Mentre la fantasia esplode ai dolci, dove la cassatina di pomodori verdi con gel al pepe verde e sciroppo al lime e coriandolo fornisce una materializzazione fedele del Recioto di Soave I Capitelli 1996, grazie alla sinergia fra Pierluigi e Marco (12 euro). Anche se nel bicchiere scivola un Vinsanto Trentino di Francesco Poli del medesimo anno: al naso una mostarda di pomodori verdi, acidità su acidità. Il coperto, comprensivo di pane fatto in casa, è di 5 euro.
Un po’ diversa l’offerta al Wine bar, che propone un’ampia selezione di salumi e formaggi (i piatti misti, dove brillano autentiche chicche, costano 15 euro), carni allo spiedo e alla griglia (il filetto a 20 euro), ma anche piatti fumanti che escono dalla cucina della casa madre, a un prezzo un po’ più contenuto, e altre specialità, come la misticanza (5 euro) e l’insalata di mazzancolle al vapore con pompelmo rosa (16 euro). L’offerta, compresi i piatti del giorno, viene vergata ogni mattina da Pierluigi su una lavagna, che poi gira fra i tavoli. Il coperto è di 2,5 euro.

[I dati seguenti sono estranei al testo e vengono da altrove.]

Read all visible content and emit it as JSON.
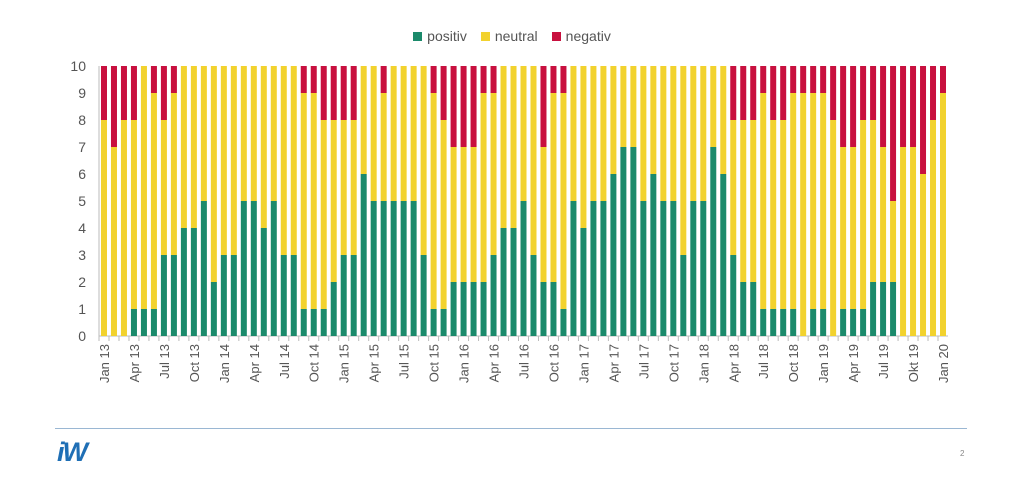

“È la classica formula di ristorazione che sta prendendo piede negli ultimi anni in Europa e nel mondo, dettata dalla necessità di contenere i costi al consumo, ampliare la fascia di clientela, snellire il servizio e accorciare i tempi di somministrazione”, commenta Marco. “Il tutto seguendo sempre una filosofia qualitativa che si basa essenzialmente su canoni quali: Stagione, Territorio, Buono e Sano. Su quest’ultimo valore è fondata anche la scelta dei vini (oltre 40 tipi al calice tutti i giorni): i cosiddetti vini ‘naturali’, risultato di processi agricoli che escludono l’utilizzo di fertilizzanti, pesticidi, ormoni e quant’altro possa snaturare l’originalità del frutto rispetto al territorio, e soprattutto rispetto a un pianeta in equilibrio con l’universo. Mosti trasformati in vino da fermentazioni spontanee, se possibile senza l’aggiunta di solfiti”.

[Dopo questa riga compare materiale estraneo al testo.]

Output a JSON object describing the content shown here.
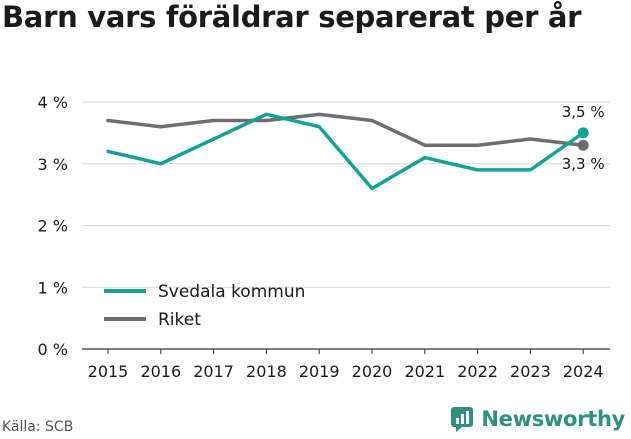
{
  "header": {
    "title": "Barn vars föräldrar separerat per år"
  },
  "footer": {
    "source": "Källa: SCB",
    "brand": "Newsworthy"
  },
  "colors": {
    "svedala": "#14a198",
    "riket": "#6d6d72",
    "brand": "#2f8f83"
  },
  "chart_data": {
    "type": "line",
    "title": "Barn vars föräldrar separerat per år",
    "xlabel": "",
    "ylabel": "",
    "categories": [
      "2015",
      "2016",
      "2017",
      "2018",
      "2019",
      "2020",
      "2021",
      "2022",
      "2023",
      "2024"
    ],
    "y_ticks": [
      0,
      1,
      2,
      3,
      4
    ],
    "y_tick_labels": [
      "0 %",
      "1 %",
      "2 %",
      "3 %",
      "4 %"
    ],
    "ylim": [
      0,
      4
    ],
    "grid": "horizontal",
    "legend_position": "bottom-left",
    "series": [
      {
        "name": "Svedala kommun",
        "color": "#14a198",
        "values": [
          3.2,
          3.0,
          3.4,
          3.8,
          3.6,
          2.6,
          3.1,
          2.9,
          2.9,
          3.5
        ],
        "end_label": "3,5 %"
      },
      {
        "name": "Riket",
        "color": "#6d6d72",
        "values": [
          3.7,
          3.6,
          3.7,
          3.7,
          3.8,
          3.7,
          3.3,
          3.3,
          3.4,
          3.3
        ],
        "end_label": "3,3 %"
      }
    ]
  }
}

La cantina, comune ai due punti di ristoro, ha sede in quel che fu il caveau della banca che qui aveva sede. Sono circa 600 etichette, tutte provenienti da scelte post degustazione, o meglio ancora dal “mangiometro”, come Marco definisce il palato. Dei calici abbiamo già detto, mentre le mezze bottiglie sono poche, anzi pochissime: appena qualche vino dolce o liquoroso. E i magnum (si lamenta) troppo pochi. Variabili i ricarichi, improntati al criterio della compensazione e alla cura di chi ama bere, con una forbice che spazia dal 100 e al 250%.